Toda arquitetura deveria ser sustentável, mas como se sabe, fala-se hoje sobre sustentabilidade como se fosse uma grande novidade.
Na sua opinião, é moda, é uma tendência ou uma volta à boa arquitetura?
Acredito que o mundo hoje está vendo com os próprios olhos o desgaste mundial, talvez por isso as pessoas estão dando um valor maior a sustentabilidade. Não que uma edificação sustentável esteja somente na moda, mas ainda acredito que com todos os desastres que vem ocorrendo as pessoas possam estar acreditando em uma mudança urgente e por isso estão enfatizando esta história de sustentabilidade. Por isso acredito que sustentabilidade não seja uma moda mas sim uma necessidade, podemos comparar com o alimento que quando ele se acaba fazemos qualquer coisa para consegui-lo. O meio ambiente também é assim, quando percebemos que está se acabando e que realmente precisamos dele para a sobrevivência começamos a fazer qualquer coisa para recuperar, não pelo meio ambiente em si mas pelas pessoas que necessitam dele.

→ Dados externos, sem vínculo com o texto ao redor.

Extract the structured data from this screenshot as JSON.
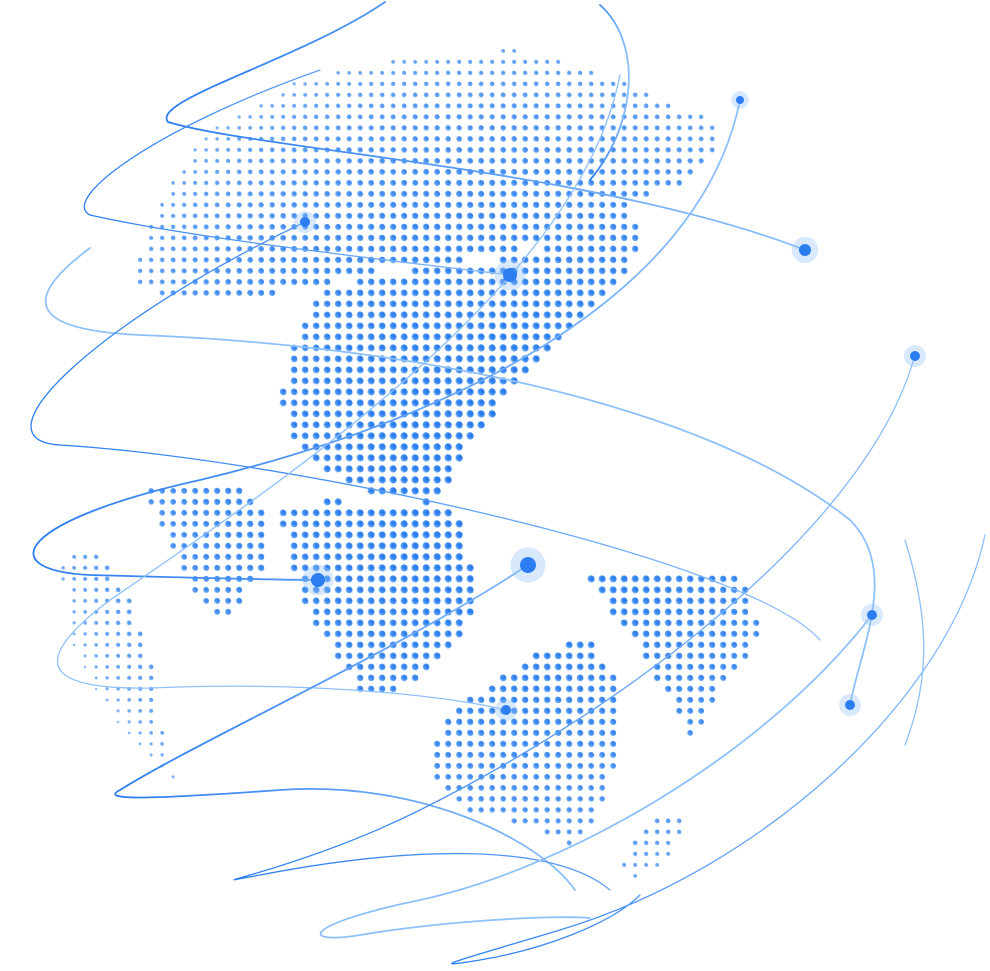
{
  "image": {
    "subject": "dotted-globe-with-orbit-lines",
    "colors": {
      "primary": "#2b7df0",
      "light": "#8ec0fa",
      "background": "#ffffff"
    }
  },
  "landmasses": [
    "north-asia",
    "east-asia",
    "south-asia",
    "southeast-asia",
    "japan",
    "australia",
    "new-zealand",
    "africa-east-edge",
    "pacific-islands"
  ],
  "orbit_nodes": [
    "north-asia-node",
    "japan-node",
    "siberia-node",
    "south-asia-node",
    "borneo-node",
    "australia-node",
    "pacific-east-node",
    "pacific-south-node",
    "north-pacific-node",
    "tasman-node"
  ]
}
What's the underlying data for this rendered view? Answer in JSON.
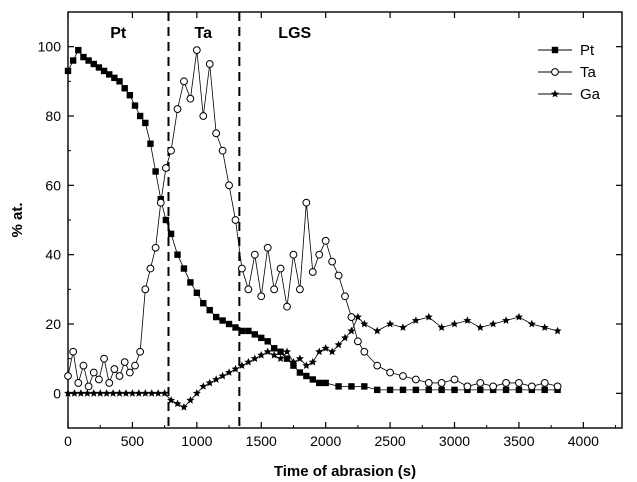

A sustentabilidade deve ser aplicada em todos os sentidos. Enquanto alguns usam produtos recicláveis, tintas a base de água, energias renováveis e limpas, as grandes empresas, latifundiários e fazendeiros, por sua vez, desmatam, abusam dos combustíveis fósseis e poluem mares e rios.
Os bens de consumo devem ser biodegradáveis, assim retomando o ciclo natural, devolvendo à natureza a matéria prima. Alguns recursos naturais são gastos em uma proporção maior do que a natureza pode repor.
Levando em consideração o que será poupado pela “Arquitetura sustentável” se comparado a o que as grandes petrolíferas, serralherias e usinas termoelétricas poupam, o esforço da parcela civil pouco vai influenciar em proporções mundiais.
Acredito que não é uma tendência propriamente dita, mas uma necessidade. É hipocrisia acreditarmos que queremos salvar o mundo e a natureza. Queremos salvar a nós mesmos. Essa tendência é reflexo disso, reflexo de uma necessidade.
Ainda não há nos dicionários nacionais o sólido emprego da 'sustentabilidade'. Entretanto, sabemos que é uma derivação do que venha a se sustentar, ou seja, manter(-se), confirmar(uma afirmação, uma opinião), escorar, aguentar, suportar, conservar(-se), suster(-se), dentre tantos outros congêneres. Penso que é hilário falarmos de arquitetura sustentável sem antes exigirmos que a matéria-prima que sustenta o objeto arquitetônico seja originalmente sustentável, criada no mais complexo e rígido controle de qualidade, no qual o meio-ambiente torna-se o principal cliente-fornecedor daquilo que se propõe a receber, sem, é claro, esquecermos do entorno, das nossas periferias e do nosso ecossistema como um todo.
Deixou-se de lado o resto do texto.